The School of EECS is hosting the following PhD Progress Review 3 Thesis Review Seminar:

Causality Discovery Methods for Studying Drug-Drug Interactions and Adverse Effects

Speaker: Sitthichoke Subpaiboonkit
Host: Prof. Guido Zuccon 

Abstract: Causality discovery spans various disciplines, including medicine, pharmacology, biology, economics, and social science. It involves identifying the connections between cause-and-effect events, leading to a deeper understanding of the mechanisms behind these events. This task is critical for advancing knowledge and applications in these fields. Traditionally, causality is determined through a gold standard method known as a randomized controlled trial. However, this approach is often impractical due to its high costs, ethical issues, and time constraints.

Causal Bayesian Network is a leading computational method for uncovering causality in observational data. Alternatively, the constraint-based causal discovery approach examines only a sub-graph of the entire Bayesian Network. However, both methods are computationally intensive. This thesis aims to discover causality in drug-drug interaction (DDI) identification, which is essential for drug safety surveillance. Identifying DDIs is challenging due to the high time complexity of existing causal methods and the absence of a ground truth dataset.

In the first part of this thesis, we proposed Domain-Knowledge-Driven Causality Discovery (DCD) for identifying DDI. Our approach employs external knowledge bases of drug interactions and adverse effects to guide the identification of other unknown interacting drugs. To address this challenge, we employed a constraint-based greedy algorithm combined with a pruning process based on conditional independence.

In the second part, we introduced the causality discovery method to identify multiple causes and combined causes in DDI. We proposed a new concept based on Bayesian V-structure as a rule for discovering these DDI properties. A heuristic algorithm was devised and applied to reduce time complexity by limiting the scope to two interacting drugs.

To accelerate drug-drug interaction research, we finally introduce a newly created dataset with ground truth. In this work, we use MetaMap to map the original dataset, which lacks ground truth, with knowledge from drug-drug interaction databases, thereby deriving the ground truth dataset.

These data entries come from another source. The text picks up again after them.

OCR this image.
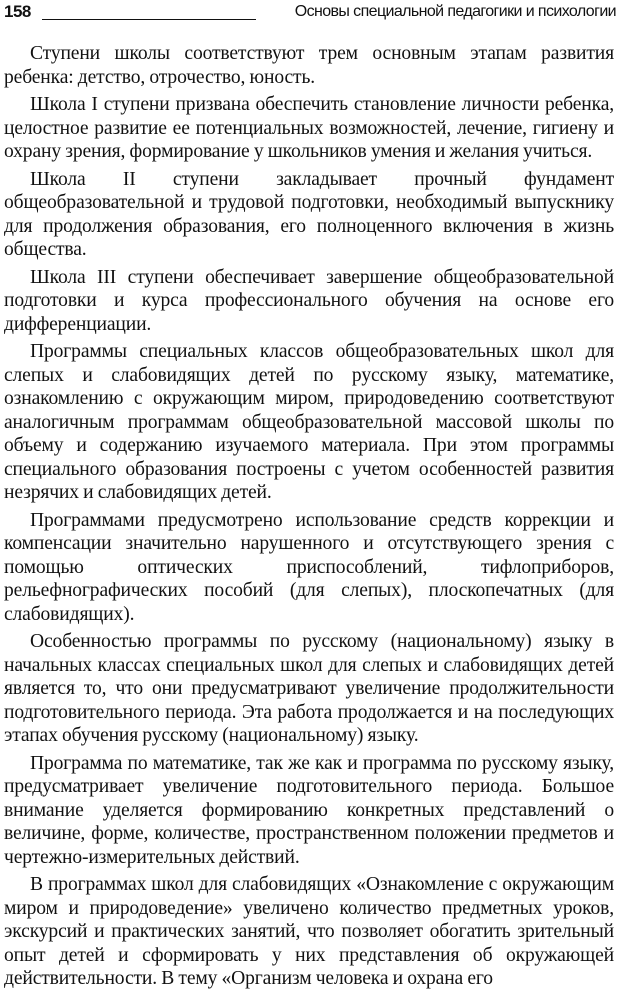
158	Основы специальной педагогики и психологии

Ступени школы соответствуют трем основным этапам развития ребенка: детство, отрочество, юность.

Школа I ступени призвана обеспечить становление личности ребенка, целостное развитие ее потенциальных возможностей, лечение, гигиену и охрану зрения, формирование у школьников умения и желания учиться.

Школа II ступени закладывает прочный фундамент общеобразовательной и трудовой подготовки, необходимый выпускнику для продолжения образования, его полноценного включения в жизнь общества.

Школа III ступени обеспечивает завершение общеобразовательной подготовки и курса профессионального обучения на основе его дифференциации.

Программы специальных классов общеобразовательных школ для слепых и слабовидящих детей по русскому языку, математике, ознакомлению с окружающим миром, природоведению соответствуют аналогичным программам общеобразовательной массовой школы по объему и содержанию изучаемого материала. При этом программы специального образования построены с учетом особенностей развития незрячих и слабовидящих детей.

Программами предусмотрено использование средств коррекции и компенсации значительно нарушенного и отсутствующего зрения с помощью оптических приспособлений, тифлоприборов, рельефнографических пособий (для слепых), плоскопечатных (для слабовидящих).

Особенностью программы по русскому (национальному) языку в начальных классах специальных школ для слепых и слабовидящих детей является то, что они предусматривают увеличение продолжительности подготовительного периода. Эта работа продолжается и на последующих этапах обучения русскому (национальному) языку.

Программа по математике, так же как и программа по русскому языку, предусматривает увеличение подготовительного периода. Большое внимание уделяется формированию конкретных представлений о величине, форме, количестве, пространственном положении предметов и чертежно-измерительных действий.

В программах школ для слабовидящих «Ознакомление с окружающим миром и природоведение» увеличено количество предметных уроков, экскурсий и практических занятий, что позволяет обогатить зрительный опыт детей и сформировать у них представления об окружающей действительности. В тему «Организм человека и охрана его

Biography: Sitthichoke Subpaiboonkit received his B.S. degree in Computer Science and M.S. degree in Bioinformatics from Chiang Mai University, Thailand. Currently, he is pursuing a PhD at the School of Electrical Engineering and Computer Science, University of Queensland, under the supervision of Prof. Guido Zuccon as the main supervisor and Prof. Xue Li as the co-supervisor. His research interests include machine learning, causality discovery, and bioinformatics.

 

About Data Science Seminar

This seminar series is hosted by EECS Data Science.